Youth in the US foster care system are prescribed psychotropic medications at alarmingly high rates, higher than other children insured by Medicaid than same-age counterparts in the general population. At the same time, research has documented the extent of trauma present in this population, associated with histories of abuse and neglect as well as the disruption and upheaval that frequently accompanies involvement in the child welfare system. Addressing the effects of trauma in children has become a central imperative for mental health practitioners. However, for youth in foster care, who frequently straddle both mental health and child welfare systems, securing safe, appropriate, and trauma-informed therapeutic approaches is elusive. Locating and accessing resources that address trauma in the context of a fragmented and bureaucratic child welfare system is often extremely difficult. This project explores stakeholder perspectives about mental health treatment for youth in foster care and the extent to which trauma is acknowledged and understood in the context of psychotropic medication prescriptions and treatment planning.
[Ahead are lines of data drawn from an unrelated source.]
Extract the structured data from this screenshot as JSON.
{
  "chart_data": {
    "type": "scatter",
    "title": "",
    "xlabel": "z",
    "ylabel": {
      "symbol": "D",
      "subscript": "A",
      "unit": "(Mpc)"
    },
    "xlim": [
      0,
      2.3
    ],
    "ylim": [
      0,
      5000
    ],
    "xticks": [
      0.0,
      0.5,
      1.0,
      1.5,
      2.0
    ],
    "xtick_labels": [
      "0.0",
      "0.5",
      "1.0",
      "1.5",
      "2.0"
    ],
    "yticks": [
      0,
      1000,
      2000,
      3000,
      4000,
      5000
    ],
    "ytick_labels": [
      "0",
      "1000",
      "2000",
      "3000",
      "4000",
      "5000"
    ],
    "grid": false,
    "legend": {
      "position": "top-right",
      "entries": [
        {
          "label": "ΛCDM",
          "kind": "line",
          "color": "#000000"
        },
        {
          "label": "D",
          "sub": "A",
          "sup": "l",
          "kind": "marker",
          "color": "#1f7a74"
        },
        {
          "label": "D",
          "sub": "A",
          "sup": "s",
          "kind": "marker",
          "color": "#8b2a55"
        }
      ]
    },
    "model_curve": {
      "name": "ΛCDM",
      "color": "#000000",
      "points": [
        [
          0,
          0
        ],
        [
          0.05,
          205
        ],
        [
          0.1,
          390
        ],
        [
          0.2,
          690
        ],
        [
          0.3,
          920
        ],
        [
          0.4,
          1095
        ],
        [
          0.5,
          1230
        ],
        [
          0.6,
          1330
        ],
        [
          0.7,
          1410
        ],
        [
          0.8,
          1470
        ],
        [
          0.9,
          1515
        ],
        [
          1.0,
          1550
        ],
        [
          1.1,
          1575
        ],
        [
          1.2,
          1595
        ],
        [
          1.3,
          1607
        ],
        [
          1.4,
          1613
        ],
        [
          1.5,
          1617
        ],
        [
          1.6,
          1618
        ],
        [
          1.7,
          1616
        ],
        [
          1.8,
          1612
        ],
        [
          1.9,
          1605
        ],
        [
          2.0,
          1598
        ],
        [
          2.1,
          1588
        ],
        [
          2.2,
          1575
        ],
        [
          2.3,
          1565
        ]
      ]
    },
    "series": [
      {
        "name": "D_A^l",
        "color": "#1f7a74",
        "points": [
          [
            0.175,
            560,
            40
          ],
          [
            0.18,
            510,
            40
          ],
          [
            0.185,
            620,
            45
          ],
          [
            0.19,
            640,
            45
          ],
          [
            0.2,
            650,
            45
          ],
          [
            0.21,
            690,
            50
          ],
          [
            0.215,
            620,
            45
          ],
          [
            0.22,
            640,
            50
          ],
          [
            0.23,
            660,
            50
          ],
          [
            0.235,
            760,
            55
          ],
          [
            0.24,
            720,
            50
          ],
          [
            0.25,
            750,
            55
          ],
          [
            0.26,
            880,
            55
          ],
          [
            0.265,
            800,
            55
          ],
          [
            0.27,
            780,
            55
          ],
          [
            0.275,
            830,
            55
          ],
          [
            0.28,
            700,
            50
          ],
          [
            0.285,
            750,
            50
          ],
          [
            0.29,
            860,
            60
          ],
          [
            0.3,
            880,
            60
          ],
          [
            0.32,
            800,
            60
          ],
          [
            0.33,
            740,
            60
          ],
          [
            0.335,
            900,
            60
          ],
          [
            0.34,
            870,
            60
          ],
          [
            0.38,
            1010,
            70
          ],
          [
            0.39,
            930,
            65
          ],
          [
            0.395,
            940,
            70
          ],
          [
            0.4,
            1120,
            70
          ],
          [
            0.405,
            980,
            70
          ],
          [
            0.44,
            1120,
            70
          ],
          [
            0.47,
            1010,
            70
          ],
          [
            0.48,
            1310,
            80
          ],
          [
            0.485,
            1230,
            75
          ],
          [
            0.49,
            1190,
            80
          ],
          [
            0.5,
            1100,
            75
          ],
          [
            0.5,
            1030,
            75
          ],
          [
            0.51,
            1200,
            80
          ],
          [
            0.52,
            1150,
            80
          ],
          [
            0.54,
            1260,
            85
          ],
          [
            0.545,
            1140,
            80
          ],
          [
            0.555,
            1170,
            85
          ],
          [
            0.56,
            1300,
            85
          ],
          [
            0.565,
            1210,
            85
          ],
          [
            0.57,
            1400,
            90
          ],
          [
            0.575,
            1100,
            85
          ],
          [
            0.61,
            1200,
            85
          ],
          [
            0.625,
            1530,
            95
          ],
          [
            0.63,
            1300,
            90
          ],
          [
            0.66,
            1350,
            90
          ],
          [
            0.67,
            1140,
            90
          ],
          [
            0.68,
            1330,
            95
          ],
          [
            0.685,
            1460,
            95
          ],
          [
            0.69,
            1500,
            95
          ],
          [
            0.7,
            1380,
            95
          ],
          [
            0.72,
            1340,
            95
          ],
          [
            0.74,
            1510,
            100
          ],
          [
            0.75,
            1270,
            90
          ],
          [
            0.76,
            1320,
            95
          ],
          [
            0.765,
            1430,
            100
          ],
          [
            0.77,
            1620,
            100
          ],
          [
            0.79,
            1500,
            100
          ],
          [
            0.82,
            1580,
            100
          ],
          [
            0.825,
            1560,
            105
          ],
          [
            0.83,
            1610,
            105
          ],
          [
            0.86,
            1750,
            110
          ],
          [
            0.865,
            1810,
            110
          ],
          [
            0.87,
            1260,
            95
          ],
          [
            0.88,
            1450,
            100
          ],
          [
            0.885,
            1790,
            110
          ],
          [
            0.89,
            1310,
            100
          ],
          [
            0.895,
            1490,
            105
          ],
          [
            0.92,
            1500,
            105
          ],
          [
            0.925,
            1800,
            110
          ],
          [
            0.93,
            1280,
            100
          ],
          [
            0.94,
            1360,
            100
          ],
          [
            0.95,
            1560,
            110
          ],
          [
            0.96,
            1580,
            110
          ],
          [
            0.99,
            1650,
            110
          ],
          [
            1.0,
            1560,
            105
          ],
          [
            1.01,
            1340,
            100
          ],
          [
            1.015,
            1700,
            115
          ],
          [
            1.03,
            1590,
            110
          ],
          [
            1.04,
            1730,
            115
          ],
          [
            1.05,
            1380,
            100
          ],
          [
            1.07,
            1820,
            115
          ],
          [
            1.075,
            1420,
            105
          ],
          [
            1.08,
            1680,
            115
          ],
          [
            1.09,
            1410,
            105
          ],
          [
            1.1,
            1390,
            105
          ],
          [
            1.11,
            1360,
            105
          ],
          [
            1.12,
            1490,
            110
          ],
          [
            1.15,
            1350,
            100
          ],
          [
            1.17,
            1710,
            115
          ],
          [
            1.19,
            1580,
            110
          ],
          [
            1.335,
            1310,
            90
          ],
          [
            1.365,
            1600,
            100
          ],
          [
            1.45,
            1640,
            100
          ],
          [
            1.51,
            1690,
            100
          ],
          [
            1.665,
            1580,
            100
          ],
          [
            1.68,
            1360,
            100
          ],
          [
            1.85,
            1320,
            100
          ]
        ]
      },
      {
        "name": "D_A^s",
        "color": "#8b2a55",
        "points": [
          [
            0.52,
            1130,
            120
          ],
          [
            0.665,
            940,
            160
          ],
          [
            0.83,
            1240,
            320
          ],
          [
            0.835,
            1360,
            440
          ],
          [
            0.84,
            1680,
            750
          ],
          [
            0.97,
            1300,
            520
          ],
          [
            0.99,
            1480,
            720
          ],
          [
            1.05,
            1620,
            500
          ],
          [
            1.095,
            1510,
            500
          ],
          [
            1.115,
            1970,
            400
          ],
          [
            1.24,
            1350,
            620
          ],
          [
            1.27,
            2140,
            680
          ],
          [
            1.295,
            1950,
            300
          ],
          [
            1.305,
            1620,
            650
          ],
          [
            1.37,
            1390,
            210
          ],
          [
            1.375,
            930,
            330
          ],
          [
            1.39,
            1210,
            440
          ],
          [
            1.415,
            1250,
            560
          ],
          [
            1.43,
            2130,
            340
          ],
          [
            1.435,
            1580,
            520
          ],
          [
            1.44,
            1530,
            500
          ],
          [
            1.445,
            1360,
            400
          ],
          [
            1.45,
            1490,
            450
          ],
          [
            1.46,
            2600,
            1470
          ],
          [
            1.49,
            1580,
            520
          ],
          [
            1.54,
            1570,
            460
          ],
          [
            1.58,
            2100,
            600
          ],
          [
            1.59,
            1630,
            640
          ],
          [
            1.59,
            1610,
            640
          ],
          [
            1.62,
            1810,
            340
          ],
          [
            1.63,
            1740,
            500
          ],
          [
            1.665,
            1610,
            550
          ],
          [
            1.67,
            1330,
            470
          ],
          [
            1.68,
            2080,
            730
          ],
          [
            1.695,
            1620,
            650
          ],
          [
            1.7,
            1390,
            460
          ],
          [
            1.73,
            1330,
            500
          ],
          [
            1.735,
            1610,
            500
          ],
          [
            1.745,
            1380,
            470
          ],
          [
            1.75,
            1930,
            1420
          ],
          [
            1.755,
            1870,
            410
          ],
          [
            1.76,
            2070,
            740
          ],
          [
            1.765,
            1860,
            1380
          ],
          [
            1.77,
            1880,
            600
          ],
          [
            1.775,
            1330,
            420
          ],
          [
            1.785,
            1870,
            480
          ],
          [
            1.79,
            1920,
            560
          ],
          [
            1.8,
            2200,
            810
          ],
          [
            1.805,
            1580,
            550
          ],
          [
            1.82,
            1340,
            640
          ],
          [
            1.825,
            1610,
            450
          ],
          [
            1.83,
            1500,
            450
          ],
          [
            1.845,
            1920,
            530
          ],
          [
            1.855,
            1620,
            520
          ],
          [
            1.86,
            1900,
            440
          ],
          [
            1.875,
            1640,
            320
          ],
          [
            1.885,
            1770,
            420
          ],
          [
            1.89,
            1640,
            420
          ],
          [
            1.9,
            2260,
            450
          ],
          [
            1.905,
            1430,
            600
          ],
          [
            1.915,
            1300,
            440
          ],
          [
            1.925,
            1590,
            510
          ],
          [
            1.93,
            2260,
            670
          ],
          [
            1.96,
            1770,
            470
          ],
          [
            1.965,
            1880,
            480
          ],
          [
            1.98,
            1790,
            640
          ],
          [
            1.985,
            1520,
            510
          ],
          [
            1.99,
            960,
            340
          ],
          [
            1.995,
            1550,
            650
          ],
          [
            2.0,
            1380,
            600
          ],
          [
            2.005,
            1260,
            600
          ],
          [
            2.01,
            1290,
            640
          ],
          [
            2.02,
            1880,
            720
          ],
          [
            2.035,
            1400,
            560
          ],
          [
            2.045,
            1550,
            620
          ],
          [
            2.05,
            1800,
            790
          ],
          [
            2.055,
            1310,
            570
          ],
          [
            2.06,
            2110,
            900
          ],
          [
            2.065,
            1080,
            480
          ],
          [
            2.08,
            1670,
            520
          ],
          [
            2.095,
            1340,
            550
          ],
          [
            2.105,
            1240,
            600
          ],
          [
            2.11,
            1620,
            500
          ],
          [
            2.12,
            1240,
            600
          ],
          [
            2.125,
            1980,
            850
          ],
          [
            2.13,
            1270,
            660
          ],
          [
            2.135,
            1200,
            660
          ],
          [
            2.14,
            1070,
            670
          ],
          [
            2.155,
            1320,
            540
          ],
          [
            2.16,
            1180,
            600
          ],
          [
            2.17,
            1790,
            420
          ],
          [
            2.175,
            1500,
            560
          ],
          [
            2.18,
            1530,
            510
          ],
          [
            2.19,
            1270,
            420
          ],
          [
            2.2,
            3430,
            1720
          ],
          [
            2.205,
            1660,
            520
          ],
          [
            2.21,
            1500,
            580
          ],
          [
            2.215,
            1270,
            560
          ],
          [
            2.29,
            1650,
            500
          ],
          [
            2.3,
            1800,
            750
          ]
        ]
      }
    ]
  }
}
Qualitative data were collected from four stakeholder groups involved in the child welfare system with lived experience in prescribing, being prescribed, or overseeing prescriptions for psychotropic medication. Semi-structured interviews and Deliberative Discussion focus groups were conducted with: clinicians (n= 32), foster caregivers (n = 20), child welfare caseworkers (n = 24) and foster youth alumni (n= 10 focus groups). Participants were recruited from four states through snowball sampling methods through state agencies and advocacy organizations. Data analysis included descriptive and bivariate summaries of stakeholders’ demographic and background information. Four trained qualitative analysts conducted the analysis using Dedoose software. Emergent and a priori coding structure was employed.
Results & Implications:
Related to addressing trauma in this population, multiple themes emerged across stakeholder groups. All stakeholders acknowledged both the trauma inherent to maltreatment victimization, as well as the trauma associated with removal from biological caregivers and placement in foster care. All stakeholder groups also believed that better mental health training and education should be available for everyone on a child’s team. Participants noted the need for improved psychosocial resources for foster youth, specifically resources designed for addressing the trauma unique to child welfare system involvement. There was a sense that foster youth need an additional adult to help them navigate treatment planning, resources and to provide emotional support, but there was not a consensus on who could most appropriately play that role. Views differed considerably about the role of psychotropic medication for youth in foster care. Some participants asserted that medication may be beneficial, but perceptions of treatment intentions varied. While some stakeholders believed it was appropriate to treat trauma or “normal child behaviors,” with psychotropic medication, others thought medication should only be used for valid mental health challenges.
Results convey the high level of need for improved access to high-quality trauma-informed mental health services for youth in foster care, and the importance of treatment decision-making that takes into account the wide variation in needs, circumstances, and support systems available to these vulnerable children and youth.